Berlin : Klinische Geiselnahme

Christoph Spielbergs Krimi besticht mit Fachwissen

Ingo Bach

Dieser Krimi hat alle Zutaten, aus denen man einen packenden Thriller aus dem Gesundheitswesen komponieren könnte: geldgierige Chefärzte, die über Leichen gehen; geheime Menschenversuche hinter Klinikmauern und eine Geiselnahme auf einer Intensivstation.

Gerade die Idee, einen Geiselnehmer mit zwei Ärzten, zwei Schwestern und drei schwer kranken Patienten auf der Intensivstation der (fiktiven) Berliner Humana-Klinik für vier Tage zusammenzusperren, erzeugt eine Kammerspielatmosphäre, wie sie Krimis gut tut. Der Autor Christoph Spielberg kennt sich gut aus, er hat bis 1992 selbst als Arzt in einer Berliner Klinik gearbeitet. Doch genau diese professionelle Vorbelastung ist für die Rezeptur des Romans von Nachteil.

Leider beginnt der spannende Teil erst ab Seite 100 – für einen 240-Seiten-Krimi ein quälend langer Anlauf. Vorher traktiert Spielberg den Leser mit Klagen über unmenschliche Arbeitszeiten von Krankenhausärzten, über wachsende Bürokratisierung der Medizin und über die Gefahren des Spardrucks für eine humane Krankenversorgung. Alles wahre und die Seele eines Arztes streichelnde Hinweise – hier aber stört es.

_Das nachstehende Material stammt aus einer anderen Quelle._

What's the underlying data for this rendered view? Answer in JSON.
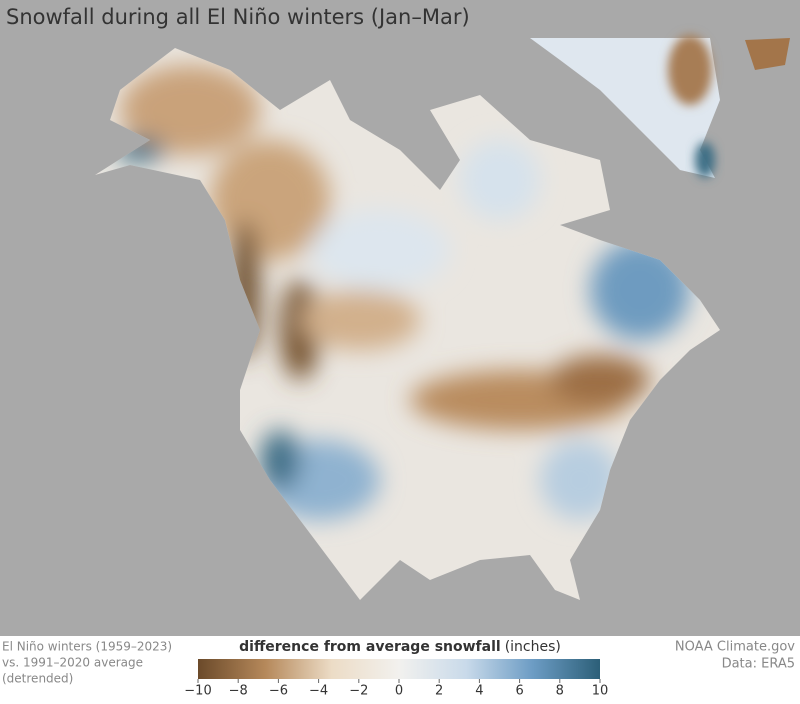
{
  "title": "Snowfall during all El Niño winters (Jan–Mar)",
  "notes": [
    "El Niño winters (1959–2023)",
    "vs. 1991–2020 average",
    "(detrended)"
  ],
  "legend": {
    "title": "difference from average snowfall",
    "unit": "(inches)",
    "colors": [
      "#6b4a2a",
      "#b5885a",
      "#ecdcc6",
      "#f2f1ee",
      "#c9daea",
      "#6c9cc4",
      "#2c5f78"
    ],
    "ticks": [
      {
        "value": -10,
        "label": "−10"
      },
      {
        "value": -8,
        "label": "−8"
      },
      {
        "value": -6,
        "label": "−6"
      },
      {
        "value": -4,
        "label": "−4"
      },
      {
        "value": -2,
        "label": "−2"
      },
      0,
      2,
      4,
      6,
      8,
      10
    ]
  },
  "credits": [
    "NOAA Climate.gov",
    "Data: ERA5"
  ]
}
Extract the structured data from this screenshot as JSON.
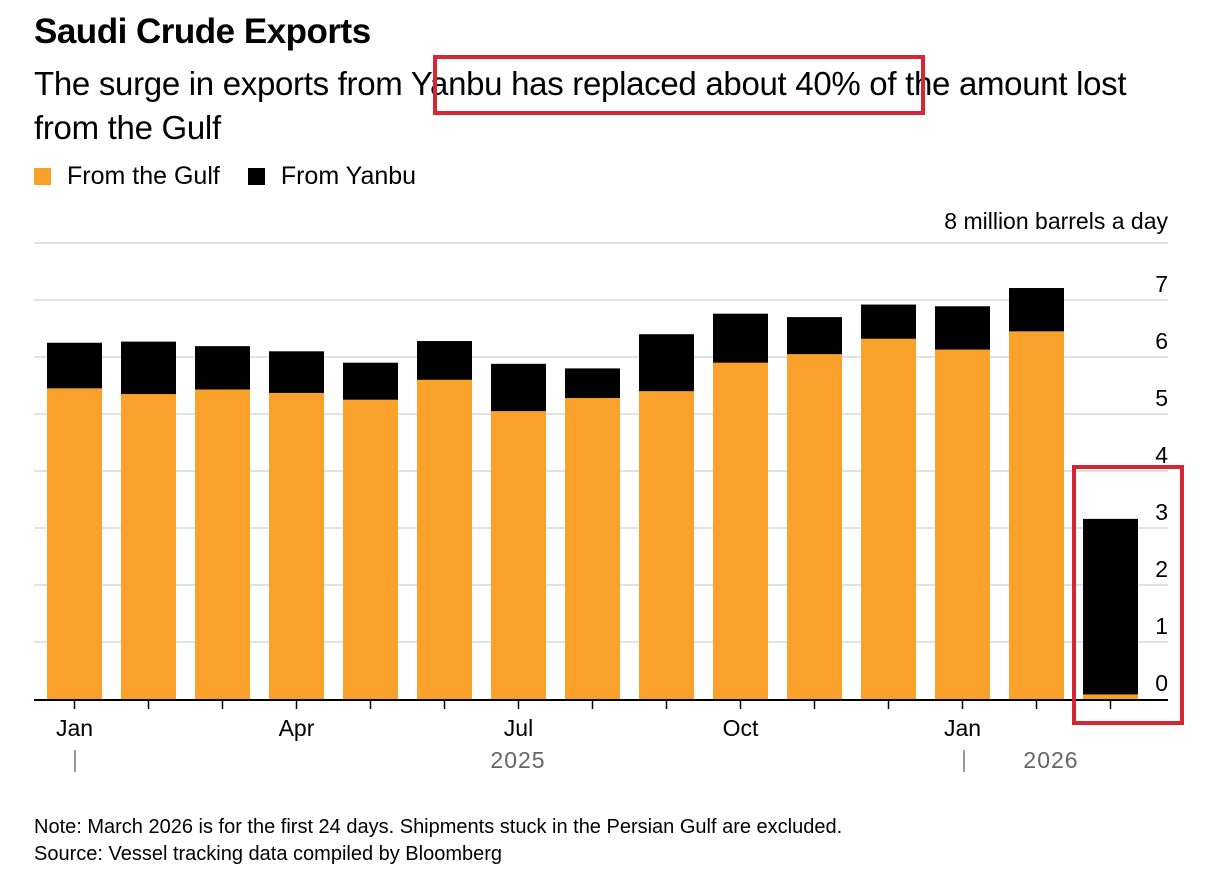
{
  "title": "Saudi Crude Exports",
  "subtitle": {
    "before": "The surge in exports from ",
    "highlight": "Yanbu has replaced about 40%",
    "after": " of the amount lost from the Gulf"
  },
  "colors": {
    "gulf": "#f9a12b",
    "yanbu": "#000000",
    "grid": "#d9d9d9",
    "highlight_box": "#d62633",
    "axis_label": "#666666"
  },
  "chart_data": {
    "type": "bar",
    "stacked": true,
    "unit_label": "8 million barrels a day",
    "ylim": [
      0,
      8
    ],
    "yticks": [
      "0",
      "1",
      "2",
      "3",
      "4",
      "5",
      "6",
      "7"
    ],
    "grid": true,
    "legend_position": "top-left",
    "categories": [
      "Jan 2025",
      "Feb 2025",
      "Mar 2025",
      "Apr 2025",
      "May 2025",
      "Jun 2025",
      "Jul 2025",
      "Aug 2025",
      "Sep 2025",
      "Oct 2025",
      "Nov 2025",
      "Dec 2025",
      "Jan 2026",
      "Feb 2026",
      "Mar 2026"
    ],
    "series": [
      {
        "name": "From the Gulf",
        "color_key": "gulf",
        "values": [
          5.45,
          5.35,
          5.43,
          5.37,
          5.25,
          5.6,
          5.05,
          5.28,
          5.4,
          5.9,
          6.05,
          6.32,
          6.13,
          6.45,
          0.08
        ]
      },
      {
        "name": "From Yanbu",
        "color_key": "yanbu",
        "values": [
          0.8,
          0.92,
          0.76,
          0.73,
          0.65,
          0.68,
          0.83,
          0.52,
          1.0,
          0.86,
          0.65,
          0.6,
          0.76,
          0.76,
          3.08
        ]
      }
    ],
    "x_tick_labels": [
      {
        "label": "Jan",
        "index": 0
      },
      {
        "label": "Apr",
        "index": 3
      },
      {
        "label": "Jul",
        "index": 6
      },
      {
        "label": "Oct",
        "index": 9
      },
      {
        "label": "Jan",
        "index": 12
      }
    ],
    "year_labels": [
      "2025",
      "2026"
    ],
    "highlighted_category_index": 14
  },
  "footer": {
    "note": "Note: March 2026 is for the first 24 days. Shipments stuck in the Persian Gulf are excluded.",
    "source": "Source: Vessel tracking data compiled by Bloomberg"
  }
}
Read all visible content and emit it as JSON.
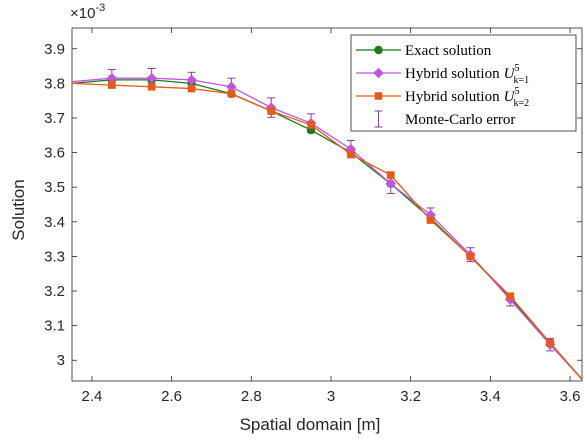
{
  "chart_data": {
    "type": "line",
    "xlabel": "Spatial domain [m]",
    "ylabel": "Solution",
    "xlim": [
      2.35,
      3.63
    ],
    "ylim": [
      2.94,
      3.96
    ],
    "y_scale_label": "×10",
    "y_scale_exponent": "-3",
    "xticks": [
      2.4,
      2.6,
      2.8,
      3.0,
      3.2,
      3.4,
      3.6
    ],
    "xtick_labels": [
      "2.4",
      "2.6",
      "2.8",
      "3",
      "3.2",
      "3.4",
      "3.6"
    ],
    "yticks": [
      3.0,
      3.1,
      3.2,
      3.3,
      3.4,
      3.5,
      3.6,
      3.7,
      3.8,
      3.9
    ],
    "ytick_labels": [
      "3",
      "3.1",
      "3.2",
      "3.3",
      "3.4",
      "3.5",
      "3.6",
      "3.7",
      "3.8",
      "3.9"
    ],
    "grid": false,
    "legend_position": "top-right",
    "series": [
      {
        "name": "Exact solution",
        "color": "#1a7a1a",
        "marker": "circle",
        "x": [
          2.35,
          2.45,
          2.55,
          2.65,
          2.75,
          2.85,
          2.95,
          3.05,
          3.15,
          3.25,
          3.35,
          3.45,
          3.55,
          3.63
        ],
        "y": [
          3.8,
          3.81,
          3.81,
          3.8,
          3.77,
          3.72,
          3.665,
          3.6,
          3.51,
          3.41,
          3.3,
          3.18,
          3.05,
          2.945
        ]
      },
      {
        "name_main": "Hybrid solution",
        "name_math": "U",
        "name_sup": "5",
        "name_sub": "k=1",
        "color": "#c056e0",
        "marker": "diamond",
        "x": [
          2.35,
          2.45,
          2.55,
          2.65,
          2.75,
          2.85,
          2.95,
          3.05,
          3.15,
          3.25,
          3.35,
          3.45,
          3.55,
          3.63
        ],
        "y": [
          3.805,
          3.815,
          3.815,
          3.81,
          3.79,
          3.73,
          3.685,
          3.61,
          3.51,
          3.42,
          3.305,
          3.175,
          3.045,
          2.945
        ],
        "err": [
          0,
          0.025,
          0.028,
          0.022,
          0.025,
          0.028,
          0.027,
          0.025,
          0.028,
          0.02,
          0.02,
          0.018,
          0.018,
          0
        ]
      },
      {
        "name_main": "Hybrid solution",
        "name_math": "U",
        "name_sup": "5",
        "name_sub": "k=2",
        "color": "#e85a1a",
        "marker": "square",
        "x": [
          2.35,
          2.45,
          2.55,
          2.65,
          2.75,
          2.85,
          2.95,
          3.05,
          3.15,
          3.25,
          3.35,
          3.45,
          3.55,
          3.63
        ],
        "y": [
          3.8,
          3.795,
          3.79,
          3.785,
          3.77,
          3.72,
          3.68,
          3.595,
          3.535,
          3.405,
          3.3,
          3.185,
          3.05,
          2.945
        ]
      }
    ],
    "errorbar_legend": "Monte-Carlo error",
    "errorbar_color": "#8a3aa8"
  }
}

Doch dann gewinnt der Plot an Tempo. Schritt für Schritt lösen sich die Rätsel um die wahren Motive des Geiselnehmers. Denn dass es dem Täter nicht nur um das Lösegeld geht, wird dem Leser schnell klar. Die eine oder andere überraschende Wendung hat der Autor parat, wenn auch manchmal zu Lasten der Logik. Manche glückliche Fügung, die die Geschichte vorantreibt, wirkt dann doch zu glücklich, als dass sie real sein könnte. Alles in allem also ein leidlich spannender Krimi. Als Strandlektüre für Ärzte und Schwestern sicher noch erbaulicher als für medizinische Laien.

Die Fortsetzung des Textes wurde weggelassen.